第5部 再起する日常(1) 復興ボランティア

執筆者:国末憲人2026年2月8日
ボランティアには「金持ちも、貧乏人も、軍人も、歌手など芸能関係者もいます」とソロミヤは語った[ボランティア団体「キーウ蝙蝠」のヴァレンティン・マルキネ(右)とソロミヤ・コヴァチ=筆者撮影]

 共通の歴史を持たない分裂国家、オリガルヒやマフィアに支配される腐敗体質、経験と士気を欠く軍隊――。ウクライナに対しては、このような言葉が数多く投げかけられてきた。ロシア流の上から目線に基づく誇張が入り込んではいるものの、これらの批判はある意味でこの国の弱点を突いてもおり、ウクライナ人から同様の不満を聞くこともあった。

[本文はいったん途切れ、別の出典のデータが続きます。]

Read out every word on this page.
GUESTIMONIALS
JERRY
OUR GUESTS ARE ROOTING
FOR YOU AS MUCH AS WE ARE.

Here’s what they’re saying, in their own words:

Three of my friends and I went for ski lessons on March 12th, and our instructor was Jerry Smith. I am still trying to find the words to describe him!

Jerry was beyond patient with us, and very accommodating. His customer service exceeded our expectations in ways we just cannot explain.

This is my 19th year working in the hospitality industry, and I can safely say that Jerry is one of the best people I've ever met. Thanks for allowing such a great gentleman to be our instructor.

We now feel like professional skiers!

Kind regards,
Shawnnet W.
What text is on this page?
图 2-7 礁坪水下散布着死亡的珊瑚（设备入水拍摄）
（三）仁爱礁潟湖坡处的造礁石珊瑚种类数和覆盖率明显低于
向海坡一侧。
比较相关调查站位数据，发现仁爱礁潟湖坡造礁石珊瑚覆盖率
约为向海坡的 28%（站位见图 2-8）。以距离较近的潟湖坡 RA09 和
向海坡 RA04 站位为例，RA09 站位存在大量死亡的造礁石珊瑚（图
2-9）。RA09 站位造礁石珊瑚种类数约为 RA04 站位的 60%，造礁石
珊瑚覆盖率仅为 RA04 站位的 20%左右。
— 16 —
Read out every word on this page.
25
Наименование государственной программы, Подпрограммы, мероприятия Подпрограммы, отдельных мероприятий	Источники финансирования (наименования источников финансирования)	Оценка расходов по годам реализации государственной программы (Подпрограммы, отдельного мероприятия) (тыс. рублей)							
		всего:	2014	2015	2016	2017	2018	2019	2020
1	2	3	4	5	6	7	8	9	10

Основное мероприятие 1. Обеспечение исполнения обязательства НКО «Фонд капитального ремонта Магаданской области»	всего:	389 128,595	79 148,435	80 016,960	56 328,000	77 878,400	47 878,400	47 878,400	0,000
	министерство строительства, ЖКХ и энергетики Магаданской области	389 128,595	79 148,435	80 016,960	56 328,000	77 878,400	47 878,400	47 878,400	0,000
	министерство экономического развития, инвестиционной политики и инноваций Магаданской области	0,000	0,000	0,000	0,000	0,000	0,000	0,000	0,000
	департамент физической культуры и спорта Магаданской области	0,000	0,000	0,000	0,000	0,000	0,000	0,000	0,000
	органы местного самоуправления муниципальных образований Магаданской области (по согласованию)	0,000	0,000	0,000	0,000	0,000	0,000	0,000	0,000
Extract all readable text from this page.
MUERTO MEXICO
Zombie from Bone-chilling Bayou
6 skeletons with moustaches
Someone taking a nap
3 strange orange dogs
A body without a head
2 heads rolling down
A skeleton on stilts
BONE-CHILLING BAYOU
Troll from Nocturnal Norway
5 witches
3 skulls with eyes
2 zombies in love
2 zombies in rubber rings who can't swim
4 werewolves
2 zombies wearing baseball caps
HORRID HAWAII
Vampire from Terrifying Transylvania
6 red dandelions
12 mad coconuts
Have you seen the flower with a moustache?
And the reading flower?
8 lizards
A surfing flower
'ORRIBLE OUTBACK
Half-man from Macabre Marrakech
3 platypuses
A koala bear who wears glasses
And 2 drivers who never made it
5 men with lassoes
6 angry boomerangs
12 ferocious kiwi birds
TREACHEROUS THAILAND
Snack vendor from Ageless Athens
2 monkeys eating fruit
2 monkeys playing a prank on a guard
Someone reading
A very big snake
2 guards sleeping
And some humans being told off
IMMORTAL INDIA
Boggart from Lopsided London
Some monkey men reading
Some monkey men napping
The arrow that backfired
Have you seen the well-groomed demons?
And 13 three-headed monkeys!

 そのような社会が、近年大きく変化しているという。ロシアの全面侵攻という未曾有の大難に巻き込まれ、国運を懸けた戦争に向かわざるを得なかったこの国で、何が起きているのか。日夜攻撃にさらされるウクライナを歩いた。

突然現れた若者たち

 キーウをはじめとするウクライナ主要都市へのロシア軍攻撃は、2024年春にいったん下火になったものの、2025年6月から急増した1。引き金となったのは恐らく、6月1日にウクライナ保安庁が実施した「蜘蛛の巣作戦」だっただろう。ロシアの奥深くに位置する複数の空軍基地をウクライナのドローンが攻撃し、ウクライナ側によると40機以上に被害を与えた出来事で、ロシア側の攻撃激化は、これに対する報復だった可能性がある。